Most of us contemporary poets have very high regard for the late Nobel laureate Seamus Heaney; but who’s to say that in a century’s time he won’t be as obscure a figure as Rudolf Eucken? Or poor Martin Farquar Tupper?
My overall response to the Tupper volume I received at the wedding, and to the list above, might well be a melancholic one. If I had to bet, I’d surely say that my own work will be taken out of circulation in due course by that severest of anthologists, time itself. I might therefore ask, why bother? Isn’t it entirely possible that, even as I lampoon Tupper’s jumbled metaphors, any future reader of my oeuvre will find techniques and tendencies equally laughable? Probably. But I don’t know.

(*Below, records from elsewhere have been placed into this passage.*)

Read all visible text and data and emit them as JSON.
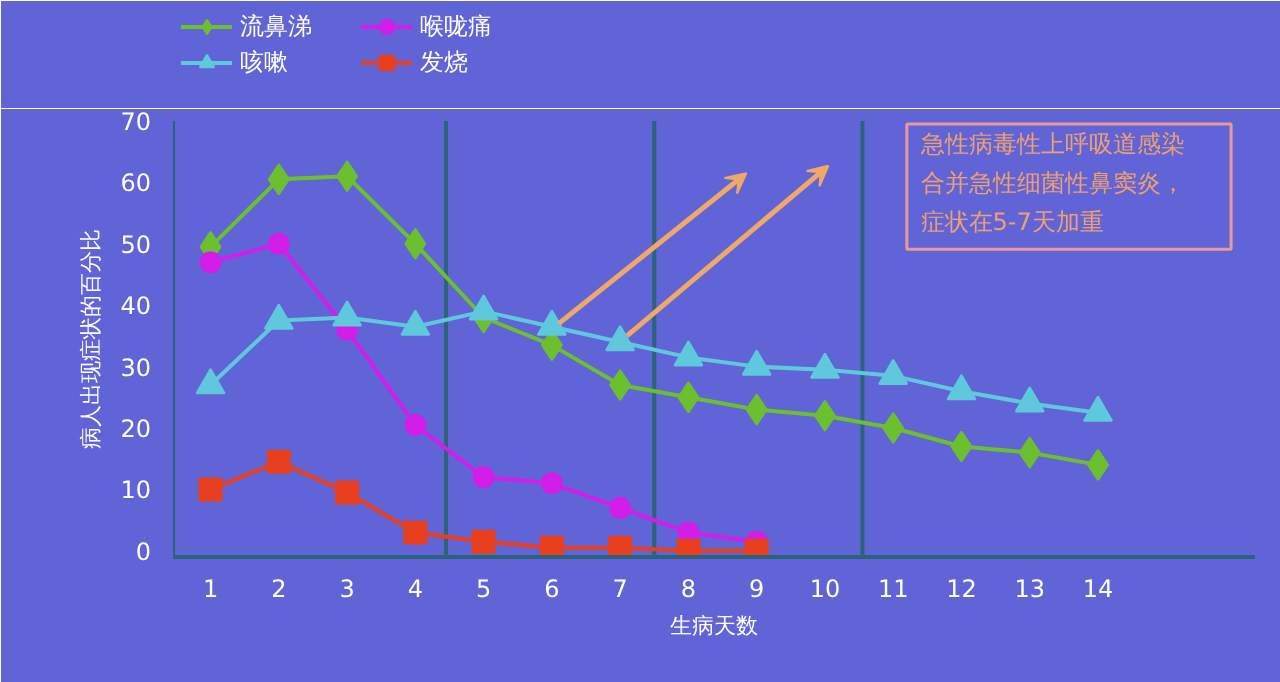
{
  "chart_data": {
    "type": "line",
    "xlabel": "生病天数",
    "ylabel": "病人出现症状的百分比",
    "x": [
      1,
      2,
      3,
      4,
      5,
      6,
      7,
      8,
      9,
      10,
      11,
      12,
      13,
      14
    ],
    "series": [
      {
        "name": "流鼻涕",
        "color": "#6cbf2e",
        "marker": "diamond",
        "values": [
          49.5,
          60.5,
          61,
          50,
          38,
          33.5,
          27,
          25,
          23,
          22,
          20,
          17,
          16,
          14
        ]
      },
      {
        "name": "喉咙痛",
        "color": "#d21ee8",
        "marker": "circle",
        "values": [
          47,
          50,
          36,
          20.5,
          12,
          11,
          7,
          3,
          1.5,
          null,
          null,
          null,
          null,
          null
        ]
      },
      {
        "name": "咳嗽",
        "color": "#5fc8dc",
        "marker": "triangle",
        "values": [
          27,
          37.5,
          38,
          36.5,
          39,
          36.5,
          34,
          31.5,
          30,
          29.5,
          28.5,
          26,
          24,
          22.5
        ]
      },
      {
        "name": "发烧",
        "color": "#e8401e",
        "marker": "square",
        "values": [
          10,
          14.5,
          9.5,
          3,
          1.5,
          0.5,
          0.5,
          0,
          0,
          null,
          null,
          null,
          null,
          null
        ]
      }
    ],
    "xlim": [
      0.45,
      16.3
    ],
    "ylim": [
      -1,
      70
    ],
    "xticks": [
      1,
      2,
      3,
      4,
      5,
      6,
      7,
      8,
      9,
      10,
      11,
      12,
      13,
      14
    ],
    "yticks": [
      0,
      10,
      20,
      30,
      40,
      50,
      60,
      70
    ],
    "ref_lines": [
      {
        "axis": "x",
        "value": 4.45,
        "color": "#2a6478"
      },
      {
        "axis": "x",
        "value": 7.5,
        "color": "#2a6478"
      },
      {
        "axis": "x",
        "value": 10.55,
        "color": "#2a6478"
      }
    ],
    "annotations": [
      "急性病毒性上呼吸道感染合并急性细菌性鼻窦炎，症状在5-7天加重"
    ],
    "grid": false,
    "legend": "top left"
  }
}
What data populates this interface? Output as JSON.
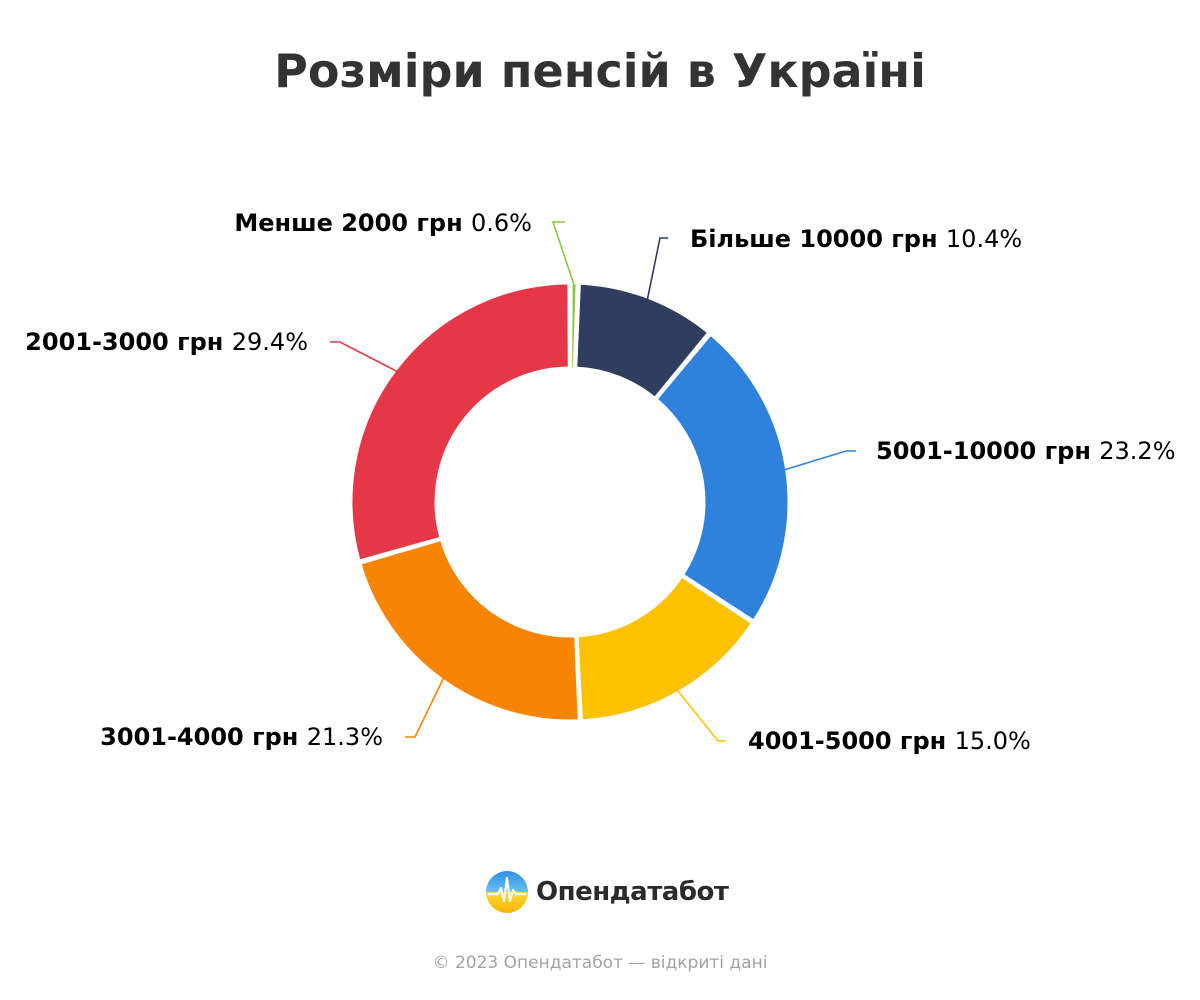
{
  "chart_data": {
    "type": "pie",
    "title": "Розміри пенсій в Україні",
    "categories": [
      "Менше 2000 грн",
      "Більше 10000 грн",
      "5001-10000 грн",
      "4001-5000 грн",
      "3001-4000 грн",
      "2001-3000 грн"
    ],
    "values": [
      0.6,
      10.4,
      23.2,
      15.0,
      21.3,
      29.4
    ],
    "value_labels": [
      "0.6%",
      "10.4%",
      "23.2%",
      "15.0%",
      "21.3%",
      "29.4%"
    ],
    "colors": [
      "#8cc63f",
      "#2f3e5e",
      "#2e82db",
      "#fcc200",
      "#f88404",
      "#e63748"
    ],
    "donut": true,
    "legend": "none"
  },
  "brand": {
    "name": "Опендатабот",
    "logo_icon": "opendatabot-logo-icon"
  },
  "footer": {
    "text": "© 2023 Опендатабот — відкриті дані"
  }
}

I don’t know and I don’t care. My reaction, in fact, is rather blithe. That none of us authors will ever know in his or her lifetime whether he or she is any good feels to me more like a relief than a damnation. I can go about my business, which turns out to be that of minor artist (all poets, compared, say, to medical pioneers, fitting that description), utterly unchained by fears for my name down the years. To consider the eminent Martin Farquar Tupper is to be schooled in humility — and for my money, there is more freedom than confinement on graduating from that school.
Sydney Lea is the Poet Laureate of Vermont. He lives in Newbury.